Comment by chipotle_coyote

11 hours ago

> Have you used AI to write documentation for software?

Hi. I have edited AI-generated first drafts of documentation -- in the last few months, so we are not talking about old and moldy models -- and describing the performance as "extremely well" is exceedingly generous. Large language models write documentation the same way they do all tasks, i.e., through statistical computation of the most likely output.
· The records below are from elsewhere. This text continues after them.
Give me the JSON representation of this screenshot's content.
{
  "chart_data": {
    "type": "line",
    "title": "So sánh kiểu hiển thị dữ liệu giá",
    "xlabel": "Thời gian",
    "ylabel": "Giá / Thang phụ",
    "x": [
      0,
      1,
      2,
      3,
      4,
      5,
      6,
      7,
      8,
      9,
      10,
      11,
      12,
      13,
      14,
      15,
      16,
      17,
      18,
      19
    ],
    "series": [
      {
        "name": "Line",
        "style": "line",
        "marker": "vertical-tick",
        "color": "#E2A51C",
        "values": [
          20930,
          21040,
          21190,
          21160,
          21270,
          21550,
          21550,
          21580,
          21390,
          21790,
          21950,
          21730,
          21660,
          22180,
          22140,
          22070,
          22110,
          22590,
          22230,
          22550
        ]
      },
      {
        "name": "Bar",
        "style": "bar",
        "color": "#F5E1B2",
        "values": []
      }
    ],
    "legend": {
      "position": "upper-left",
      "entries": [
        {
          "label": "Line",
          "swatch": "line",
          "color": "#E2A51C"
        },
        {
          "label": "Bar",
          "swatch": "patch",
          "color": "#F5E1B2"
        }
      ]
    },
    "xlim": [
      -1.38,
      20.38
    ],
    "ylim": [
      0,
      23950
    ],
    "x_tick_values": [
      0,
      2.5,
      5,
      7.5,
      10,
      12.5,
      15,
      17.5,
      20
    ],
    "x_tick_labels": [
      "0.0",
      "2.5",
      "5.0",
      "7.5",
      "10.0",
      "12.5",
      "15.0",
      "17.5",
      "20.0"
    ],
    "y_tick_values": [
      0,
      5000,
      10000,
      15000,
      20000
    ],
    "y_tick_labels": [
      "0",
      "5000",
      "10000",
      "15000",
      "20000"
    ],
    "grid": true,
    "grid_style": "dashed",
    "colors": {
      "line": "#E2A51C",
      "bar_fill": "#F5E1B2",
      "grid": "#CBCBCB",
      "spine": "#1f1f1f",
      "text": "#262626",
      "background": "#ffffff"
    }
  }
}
So, in no particular order:

- AI-authored documentation is not aware of your house style guide. (No, giving it your style guide will not help.)

- AI-authored documentation will not match your house voice. (No, saying "please write this in the voice of the other documentation in this repo" will not help.)

- The generated documentation will tend to be extremely generic and repetitive, often effectively duplicating other work in your documentation repo.

- Internal links to other pages will often be incorrect.

- Summaries will often be superfluous.

- It will love "here is a common problem and here is how to fix it" sections, whether or not that's appropriate for the kind of document it's writing. (It won't distinguish reliably between tutorial documentation, reference documentation, and cookbook articles.)

- The common problems it tells you how to fix are sometimes imagined and frequently not actually problems worth documenting.

- It's subject to unnecessary digression, e.g., while writing a high-level overview of how to accomplish a task, it will mention that using version control is a good idea, then detour for a hundred lines giving you a quick introduction to Git.

As for using AI "to generate deep research reports by scouring the internet", that sounds like an incredibly fraught idea. LLMs are not doing searches, they are doing statistical computation of likely results. In practice the results of that computation and a web search frequently line up, but "frequently" is not good enough for "deep research": the fewer points of reference for a complex query there are in an LLM's training corpus, the more likely it is to generate a bullshit answer delivered with a veneer of absolute confidence. Perhaps you can make the case that that's still a good place to start, but it is absolutely not something to rely on.

>LLMs are not doing searches, they are doing statistical computation of likely results.

This was true of ChatGPT in 2022, but any modern platform that advertises a "deep research" feature provides its LLMs with tools to actually do a web search, pull the results it finds into context and cite them in the generated text.